Bir zamanlar kendi kendime şöyle derdim. “Şu Sakıp Sabancı aslında ne kadar da yanlış yapıyor. Ben onun yerinde olsaydım belli bir yaşa kadar işlerimi büyütür ve bir yaşımdan sonra da elimi eteğimi tamamen iş dünyasından çeker ve o kazandığım para ile de ömrümü dünyayı gezerek geçirirdim. En nihayetinde aklıma yatan çok güzel bir yere yerleşirdim, tavuklarım olurdu, güzel bir bahçem olurdu sebze ve meyve yetiştirdim. Odun kırardım evimin önünde, hanım bulgur pilavı yapar, hazır olduğunda da içerde mi dışarda mı yiyeceğimizi sorar... ve günler böyle mutlu mesut geçer derdim.
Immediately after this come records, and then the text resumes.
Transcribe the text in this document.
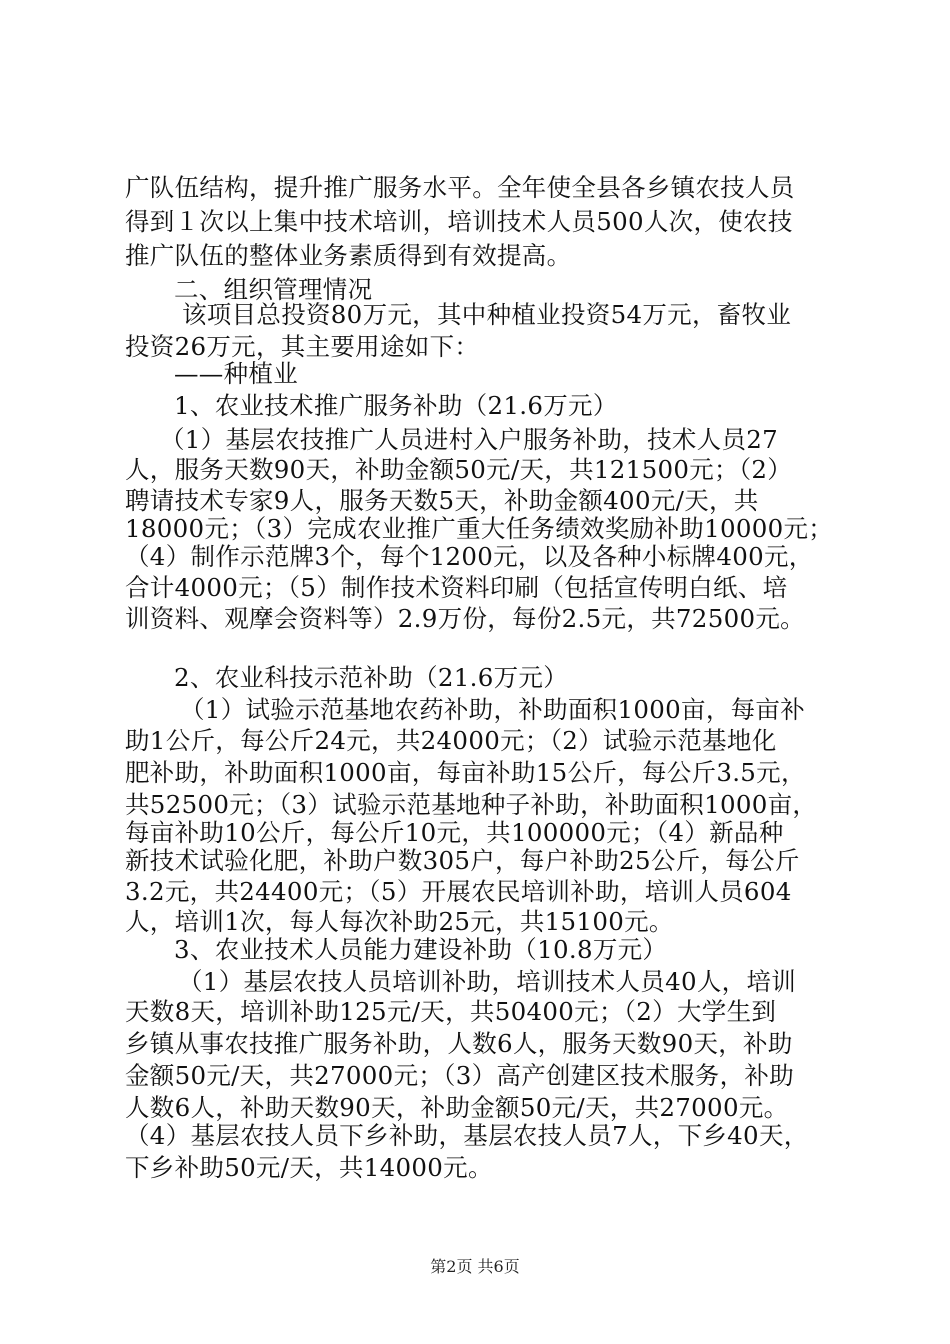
广队伍结构，提升推广服务水平。全年使全县各乡镇农技人员
得到１次以上集中技术培训，培训技术人员500人次，使农技
推广队伍的整体业务素质得到有效提高。
二、组织管理情况
该项目总投资80万元，其中种植业投资54万元，畜牧业
投资26万元，其主要用途如下：
——种植业
1、农业技术推广服务补助（21.6万元）
（1）基层农技推广人员进村入户服务补助，技术人员27
人，服务天数90天，补助金额50元/天，共121500元；（2）
聘请技术专家9人，服务天数5天，补助金额400元/天，共
18000元；（3）完成农业推广重大任务绩效奖励补助10000元；
（4）制作示范牌3个，每个1200元，以及各种小标牌400元，
合计4000元；（5）制作技术资料印刷（包括宣传明白纸、培
训资料、观摩会资料等）2.9万份，每份2.5元，共72500元。
2、农业科技示范补助（21.6万元）
（1）试验示范基地农药补助，补助面积1000亩，每亩补
助1公斤，每公斤24元，共24000元；（2）试验示范基地化
肥补助，补助面积1000亩，每亩补助15公斤，每公斤3.5元，
共52500元；（3）试验示范基地种子补助，补助面积1000亩，
每亩补助10公斤，每公斤10元，共100000元；（4）新品种
新技术试验化肥，补助户数305户，每户补助25公斤，每公斤
3.2元，共24400元；（5）开展农民培训补助，培训人员604
人，培训1次，每人每次补助25元，共15100元。
3、农业技术人员能力建设补助（10.8万元）
（1）基层农技人员培训补助，培训技术人员40人，培训
天数8天，培训补助125元/天，共50400元；（2）大学生到
乡镇从事农技推广服务补助，人数6人，服务天数90天，补助
金额50元/天，共27000元；（3）高产创建区技术服务，补助
人数6人，补助天数90天，补助金额50元/天，共27000元。
（4）基层农技人员下乡补助，基层农技人员7人，下乡40天，
下乡补助50元/天，共14000元。
第2页 共6页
Aslında halen de öyle düşünüyorum. Ancak Sakıp Sabancı için aynı şeyi düşünmüyorum artık. Eskiden onun için üzülürdüm ama artık üzülmüyorum. Sebebi şu ki, o da aslında çok mutluydu. O da iş yaşamında başarılı olarak, para kazanarak mutlu oluyordu sonuçta.
İnsanların davranışlarını artık yadırgamıyorum. Ne yaparlarsa yapsınlar, aslında hep aynı hedef için çabalıyorlar. Mutluluk! En abes şarkıyı bile dinleseler, en saçma sapan elbiseyi giyseler, en yersiz davranışta bile bulunsalar, aslında mutlu olmak için yapıyorlardır. İnsanlar yaptıkları hareketlerinden haz alıyorlar ki yapmaya devam ediyorlar.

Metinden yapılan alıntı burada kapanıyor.